Sakine’nin öldüğü binada gizli kapıları vardı
Süreci kim sabote eder tek tek isim ya da ülke sayamam. Ama mesela
Avrupa’nın tutumundan kuşkuluyum. Paris olayı nedir mesela? Orada
şehit düşen Sakine Cansız arkadaş bizim ilk kadın kurucu üyemizdir
hem de içimizde gerçekten en çok barış eğilimi taşıyan arkadaştı.
Ve buraya gelmek üzereydi. Bürokratik bazı işleri halletmek üzere
Paris’e gitmişti. Öcalan da Sakine’nin ölmeden önce Kandil’e gelmek
üzere olduğunu biliyordu. MİT heyeti ona söylemişti. Paris olayıyla
ilgili elimize doğru düzgün hiç bilgi ulaşmadı. Yalnız şunu
söyleyebilirim: Resmi kaynaklar o binanın tek kapısı olduğunu
belirtiyor. Hayır öyle değil. Başka üç tane daha kapısı varmış.
Mesela kapılardan biri bir dehliz yoluyla bir süpermarkete
çıkıyormuş. Başka bir kapı bir hana bağlıymış. Bakın Avrupa’nın
taktiği Kürt sorununun çözülmemesine uğraşmaktır. Paris
Katliamı’nın çözülmemesi bunun göstergesi. Olayın arkasında Türkiye
olsaydı, hemen ortaya çıkarırlardı bunu biliyoruz.
Roboski’de ABD parmaği var
Bugün sizlerin (gazetecilerin Kandil’de bulunduğu binayı
kastediyor) üstünde dönen predatör kimindi? ABD’nin. Çünkü
Türkiye’nin predatör buraya gelemez. Bakın Roboski’deki olay da çok
şüpheli. Olay; Heronun biri görüntü almış, onu merkeze göndermiş,
merkez de yanlış yorumlayıp vurmuş şeklinde değildir. 1 saat 48
dakika boyunca suikast tarzında saldırı yapılmış. Bu suikast her
yerde olmaz.

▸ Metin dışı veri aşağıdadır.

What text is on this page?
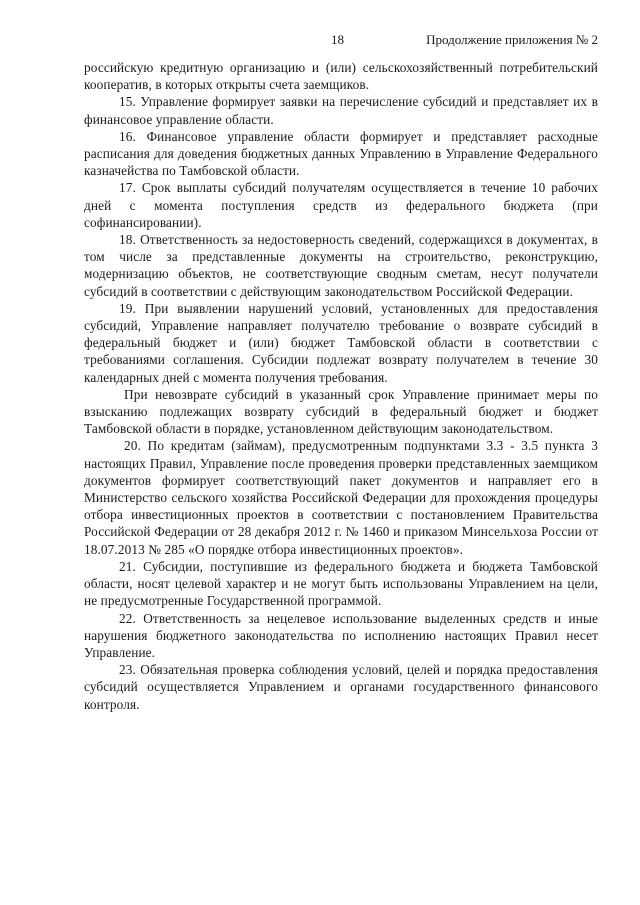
18	Продолжение приложения № 2

российскую кредитную организацию и (или) сельскохозяйственный потребительский кооператив, в которых открыты счета заемщиков.

15. Управление формирует заявки на перечисление субсидий и представляет их в финансовое управление области.

16. Финансовое управление области формирует и представляет расходные расписания для доведения бюджетных данных Управлению в Управление Федерального казначейства по Тамбовской области.

17. Срок выплаты субсидий получателям осуществляется в течение 10 рабочих дней с момента поступления средств из федерального бюджета (при софинансировании).

18. Ответственность за недостоверность сведений, содержащихся в документах, в том числе за представленные документы на строительство, реконструкцию, модернизацию объектов, не соответствующие сводным сметам, несут получатели субсидий в соответствии с действующим законодательством Российской Федерации.

19. При выявлении нарушений условий, установленных для предоставления субсидий, Управление направляет получателю требование о возврате субсидий в федеральный бюджет и (или) бюджет Тамбовской области в соответствии с требованиями соглашения. Субсидии подлежат возврату получателем в течение 30 календарных дней с момента получения требования.

При невозврате субсидий в указанный срок Управление принимает меры по взысканию подлежащих возврату субсидий в федеральный бюджет и бюджет Тамбовской области в порядке, установленном действующим законодательством.

20. По кредитам (займам), предусмотренным подпунктами 3.3 - 3.5 пункта 3 настоящих Правил, Управление после проведения проверки представленных заемщиком документов формирует соответствующий пакет документов и направляет его в Министерство сельского хозяйства Российской Федерации для прохождения процедуры отбора инвестиционных проектов в соответствии с постановлением Правительства Российской Федерации от 28 декабря 2012 г. № 1460 и приказом Минсельхоза России от 18.07.2013 № 285 «О порядке отбора инвестиционных проектов».

21. Субсидии, поступившие из федерального бюджета и бюджета Тамбовской области, носят целевой характер и не могут быть использованы Управлением на цели, не предусмотренные Государственной программой.

22. Ответственность за нецелевое использование выделенных средств и иные нарушения бюджетного законодательства по исполнению настоящих Правил несет Управление.

23. Обязательная проверка соблюдения условий, целей и порядка предоставления субсидий осуществляется Управлением и органами государственного финансового контроля.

Bir gruba hava saldırısı geldiğinde herkes vurulmaz.
Bizde olmuştur mesela. Uçak vurur, biz 40 kişiyiz, 2 kişi darbe
alır. Çünkü dağılır. Roboski öyle değil, ilginç bir tarz. İşte bu
tarz ABD’yi işaret ediyor. Predatör tespit ettiği koordinatı
merkeze veriyor. Merkez uçağın bilgisayarına kaydediyor. Bilgisayar
da havada, o da havada. O dönemde o bölgede hava eksi 10-15 derece
olduğu için de termal kamerayla insanları tespit etmesi çok kolay.
Yani bu insanlar tek tek 1 saat 48 dakika boyunca avlanmıştır.
ABD’nin parmağı vardır. Bir şey daha var. Aralık ayında hiç bir
gerilla o noktaya geçmez çünkü Uludere’yi geçmek ölümdür. Neden?
Her yerde 1 metreyi aşkın kar vardır, dağlar geçit vermez. Gerilla
Uludere’de yılın sadece 4-5 ayı yaşar ve bunu yeni göreve başlayan
bir Türk askeri bile çok bilir. O nedenle o konvoyda Bahoz Erdal
vardı, o nedenle vuruldu bir safsatadır. Bahoz ne yapsın orada, o
mevsimde? Bu istihbaratı MİT’in vereceğini de hiç zannetmiyorum.
MİT bu işleri o kadar bilir.
AKP az buz değil, çok zekice davrandı
AKP az buz değil çok zekice davrandı. Çünkü Kürt sorunu Türkiye’de
öyle bir noktaya geldi ki çözmemek gibi bir ihtimalleri kalmamıştı.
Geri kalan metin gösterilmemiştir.